WASHINGTON (AP) -- The economy grew late last year at a pace that in normal times would suggest it's healthy.

But the 2.8 percent annualized growth rate in the October-December quarter - the fastest pace since the spring of 2010 - isn't being cheered by most economists or investors. That's because growth would need to be much stronger to sharply reduce unemployment. And signs in the data point to slower growth ahead.

For all of last year, the economy grew just 1.7 percent. That was barely more than half the growth in 2010. The outlook for all 2012 is slightly better. The Federal Reserve estimates growth of roughly 2.5 percent for the year.

Though the economy has picked up and is far stronger than during the Great Recession, unemployment is still a high 8.5 percent. Many people remain reluctant to spend more or buy homes. Many employers are still hesitant to hire.

For the final three months of 2011, Americans spent more on vehicles, and companies restocked their shelves at a robust pace. But overall growth last quarter - and for all of last year - was held back by the sharpest cuts in annual government spending in four decades, the Commerce Department said Friday.

Several factors are expected to exert more of an economic drag this year: Cuts in military and other federal spending. A slower pace of company restocking. Weak or flat pay increases. Sluggish growth in consumer spending.

Stocks opened lower after the government reported the growth figures at 8:30 a.m. EST. The Dow Jones industrial average was down about 53 points in late-morning trading. Broader indexes were mixed.

"Overall, the pickup in growth doesn't look half as good when you realize that most of it was due to inventory accumulation," said Paul Ashworth, an economist at Capital Economics, who expects growth to slow to below 2 percent in the first three months of this year.

In the final three months of last year, consumer spending grew at a 2 percent annual rate. That's up modestly from the third quarter. Consumer spending is important because it makes up 70 percent of economic activity.

Much of the growth was powered by a 14.8 percent surge in sales of autos and other long-lasting manufactured goods.

Incomes, which have been weak all year because of high unemployment, grew at a modest 0.8 percent annual rate. That followed two straight quarters of declining incomes. But unless pay increases pick up, consumers who have dipped into savings in recent months, may pull back.

Business restocking, which can vary widely from quarter to quarter, was the greatest contributor to growth in the October-December period. It added nearly 2 percentage points to the gross domestic product, or GDP.

Government spending at all levels fell at an annual rate of 4.6 percent in the fourth quarter and 2.1 percent for the year - the biggest decline since 1971. Sweeping federal defense cuts at the beginning and end of 2011 were a major factor.

The economy is measured by GDP, which covers everything from haircuts to hotel bookings to jet fighter planes. Friday's estimate was the first of three for the fourth quarter.

Other data show that in some ways, the economy ended 2011 on a strong note. Companies invested more in equipment and machinery in December. The unemployment rate fell to 8.5 percent last month - the lowest level in nearly three years - after the sixth straight month of solid hiring.

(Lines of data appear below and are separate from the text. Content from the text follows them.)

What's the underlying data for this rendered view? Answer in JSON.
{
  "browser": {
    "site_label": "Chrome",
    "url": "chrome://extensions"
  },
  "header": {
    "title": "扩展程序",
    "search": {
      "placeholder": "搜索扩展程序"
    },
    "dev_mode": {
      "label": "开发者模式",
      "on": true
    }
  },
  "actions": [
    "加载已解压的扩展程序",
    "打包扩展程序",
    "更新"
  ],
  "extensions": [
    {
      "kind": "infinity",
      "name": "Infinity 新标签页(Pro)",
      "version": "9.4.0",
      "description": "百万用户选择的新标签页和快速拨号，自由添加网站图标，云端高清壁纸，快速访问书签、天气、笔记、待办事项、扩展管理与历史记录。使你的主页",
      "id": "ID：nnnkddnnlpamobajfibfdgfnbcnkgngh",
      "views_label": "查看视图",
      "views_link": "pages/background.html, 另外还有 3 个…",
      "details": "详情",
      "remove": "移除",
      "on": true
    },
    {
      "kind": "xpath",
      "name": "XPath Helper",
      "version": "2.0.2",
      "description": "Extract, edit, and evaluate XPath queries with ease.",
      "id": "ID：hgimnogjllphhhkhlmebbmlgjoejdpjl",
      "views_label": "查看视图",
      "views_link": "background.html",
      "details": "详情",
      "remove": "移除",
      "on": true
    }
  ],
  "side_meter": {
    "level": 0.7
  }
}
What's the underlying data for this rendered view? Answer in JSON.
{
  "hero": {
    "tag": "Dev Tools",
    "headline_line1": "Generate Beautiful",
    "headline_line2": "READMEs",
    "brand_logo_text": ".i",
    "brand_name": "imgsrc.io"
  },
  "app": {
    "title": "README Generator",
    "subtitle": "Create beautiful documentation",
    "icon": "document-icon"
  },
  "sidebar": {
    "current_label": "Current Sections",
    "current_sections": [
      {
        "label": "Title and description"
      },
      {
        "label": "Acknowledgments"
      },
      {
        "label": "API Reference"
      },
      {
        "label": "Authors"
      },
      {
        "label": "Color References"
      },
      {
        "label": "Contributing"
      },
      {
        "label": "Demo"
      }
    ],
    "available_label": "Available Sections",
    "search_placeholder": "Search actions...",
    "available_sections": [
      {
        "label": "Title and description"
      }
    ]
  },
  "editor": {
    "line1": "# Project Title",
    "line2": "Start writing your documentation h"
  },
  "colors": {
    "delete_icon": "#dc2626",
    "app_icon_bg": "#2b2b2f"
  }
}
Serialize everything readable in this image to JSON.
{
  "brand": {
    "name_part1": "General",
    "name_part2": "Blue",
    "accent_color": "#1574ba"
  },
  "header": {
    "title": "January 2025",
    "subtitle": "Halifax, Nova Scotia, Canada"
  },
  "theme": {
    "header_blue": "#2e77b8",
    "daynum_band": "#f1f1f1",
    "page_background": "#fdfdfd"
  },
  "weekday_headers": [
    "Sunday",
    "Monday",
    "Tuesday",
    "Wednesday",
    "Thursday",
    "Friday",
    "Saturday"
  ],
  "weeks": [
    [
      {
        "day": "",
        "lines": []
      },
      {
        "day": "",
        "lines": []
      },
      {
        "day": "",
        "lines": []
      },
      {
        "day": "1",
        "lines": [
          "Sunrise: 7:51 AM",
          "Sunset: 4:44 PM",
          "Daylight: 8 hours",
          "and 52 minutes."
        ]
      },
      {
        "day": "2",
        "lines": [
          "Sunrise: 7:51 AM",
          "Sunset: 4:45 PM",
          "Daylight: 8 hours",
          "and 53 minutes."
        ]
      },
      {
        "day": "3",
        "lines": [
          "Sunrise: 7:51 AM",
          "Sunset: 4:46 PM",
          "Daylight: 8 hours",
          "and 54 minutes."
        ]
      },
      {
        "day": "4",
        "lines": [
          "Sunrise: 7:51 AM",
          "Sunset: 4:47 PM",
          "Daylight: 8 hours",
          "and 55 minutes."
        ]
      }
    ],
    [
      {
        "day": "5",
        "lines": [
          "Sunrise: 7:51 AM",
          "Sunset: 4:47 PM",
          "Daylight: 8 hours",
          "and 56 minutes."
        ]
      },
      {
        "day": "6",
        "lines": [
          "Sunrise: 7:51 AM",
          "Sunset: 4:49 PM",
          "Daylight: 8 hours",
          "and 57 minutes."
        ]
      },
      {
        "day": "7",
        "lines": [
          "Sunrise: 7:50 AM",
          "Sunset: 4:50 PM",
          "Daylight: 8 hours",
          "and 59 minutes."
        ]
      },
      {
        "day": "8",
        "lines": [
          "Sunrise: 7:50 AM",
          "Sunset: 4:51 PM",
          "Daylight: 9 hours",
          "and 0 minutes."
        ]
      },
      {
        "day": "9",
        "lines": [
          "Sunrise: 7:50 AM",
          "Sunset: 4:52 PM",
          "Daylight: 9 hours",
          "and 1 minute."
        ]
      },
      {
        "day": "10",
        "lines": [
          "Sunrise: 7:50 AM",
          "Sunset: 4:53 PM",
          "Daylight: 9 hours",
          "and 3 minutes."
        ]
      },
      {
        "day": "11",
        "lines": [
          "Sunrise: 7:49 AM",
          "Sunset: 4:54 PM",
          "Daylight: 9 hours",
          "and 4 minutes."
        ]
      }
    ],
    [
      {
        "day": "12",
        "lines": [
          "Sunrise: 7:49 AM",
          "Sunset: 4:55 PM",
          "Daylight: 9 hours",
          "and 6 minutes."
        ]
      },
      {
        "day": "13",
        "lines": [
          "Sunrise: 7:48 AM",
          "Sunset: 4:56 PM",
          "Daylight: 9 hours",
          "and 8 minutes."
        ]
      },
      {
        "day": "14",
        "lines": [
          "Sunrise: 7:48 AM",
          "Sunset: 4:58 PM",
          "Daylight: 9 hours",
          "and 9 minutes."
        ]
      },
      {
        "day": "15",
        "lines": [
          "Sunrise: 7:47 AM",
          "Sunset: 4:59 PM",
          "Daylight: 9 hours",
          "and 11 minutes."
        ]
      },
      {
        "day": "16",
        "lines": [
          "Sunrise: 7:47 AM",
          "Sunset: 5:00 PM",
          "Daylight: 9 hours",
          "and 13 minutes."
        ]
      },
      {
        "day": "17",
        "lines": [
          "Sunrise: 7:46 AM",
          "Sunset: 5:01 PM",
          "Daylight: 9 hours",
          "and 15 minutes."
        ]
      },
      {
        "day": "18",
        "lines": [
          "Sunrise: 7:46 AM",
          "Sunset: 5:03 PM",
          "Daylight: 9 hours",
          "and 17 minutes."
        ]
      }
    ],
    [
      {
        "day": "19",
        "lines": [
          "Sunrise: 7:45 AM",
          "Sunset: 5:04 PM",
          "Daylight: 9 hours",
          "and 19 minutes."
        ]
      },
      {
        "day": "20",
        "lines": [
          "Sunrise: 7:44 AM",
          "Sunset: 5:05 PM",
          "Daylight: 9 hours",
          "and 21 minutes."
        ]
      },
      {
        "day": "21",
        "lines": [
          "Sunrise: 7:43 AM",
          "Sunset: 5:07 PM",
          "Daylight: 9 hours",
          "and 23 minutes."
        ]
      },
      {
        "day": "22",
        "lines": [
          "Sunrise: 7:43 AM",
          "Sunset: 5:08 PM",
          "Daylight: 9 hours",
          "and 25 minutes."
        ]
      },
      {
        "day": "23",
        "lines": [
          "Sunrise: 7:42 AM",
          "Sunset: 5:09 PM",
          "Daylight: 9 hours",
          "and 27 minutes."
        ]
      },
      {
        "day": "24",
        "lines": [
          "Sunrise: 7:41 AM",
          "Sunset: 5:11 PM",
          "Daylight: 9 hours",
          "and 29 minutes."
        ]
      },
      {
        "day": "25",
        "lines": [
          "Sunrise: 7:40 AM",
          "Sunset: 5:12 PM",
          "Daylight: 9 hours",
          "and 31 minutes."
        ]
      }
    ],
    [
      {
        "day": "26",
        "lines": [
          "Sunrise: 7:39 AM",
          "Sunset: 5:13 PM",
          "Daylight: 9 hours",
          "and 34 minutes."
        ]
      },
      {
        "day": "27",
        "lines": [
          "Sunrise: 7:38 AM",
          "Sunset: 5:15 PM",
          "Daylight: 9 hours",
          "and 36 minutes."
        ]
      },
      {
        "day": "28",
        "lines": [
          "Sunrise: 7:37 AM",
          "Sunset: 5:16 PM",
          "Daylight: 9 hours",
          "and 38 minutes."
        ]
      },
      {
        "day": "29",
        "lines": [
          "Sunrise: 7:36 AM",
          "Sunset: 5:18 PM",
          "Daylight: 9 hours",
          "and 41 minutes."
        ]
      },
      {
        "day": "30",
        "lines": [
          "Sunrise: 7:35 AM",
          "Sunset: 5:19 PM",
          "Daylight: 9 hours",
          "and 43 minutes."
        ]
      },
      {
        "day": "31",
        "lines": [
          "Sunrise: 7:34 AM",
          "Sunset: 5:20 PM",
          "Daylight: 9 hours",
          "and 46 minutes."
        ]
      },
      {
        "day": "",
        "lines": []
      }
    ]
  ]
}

People are buying more cars, and consumer confidence is rising. Even the depressed housing market has shown enough improvement to make some economists predict a turnaround has begun.

Ian Shepherdson, an economist at High Frequency Economics, is among the more optimistic analysts. He said he thought business investment in capital goods would be stronger and consumer spending higher this year.

Richard DeKaiser, a senior economist at Parthenon Group, expects just 2 percent annual growth in the January-March quarter. But DeKaiser says that should be the weakest quarter. He expects the economy to gain strength in each quarter and grow 2.6 percent for the entire year.

Still, many economists worry that a recession in Europe could dampen demand for U.S. manufactured goods, which would slow growth. And without more jobs and better pay, consumer spending is likely to stagnate.

The Fed signaled this week that a full recovery could take at least three more years. In response, it said it would probably not increase its benchmark interest rate until late 2014 at the earliest - a year and a half later than it had previously said.

The central bank also slightly reduced its outlook for growth this year, from as much as 2.9 percent forecast in November down to 2.7 percent. The Fed sees unemployment falling as low as 8.2 percent this year.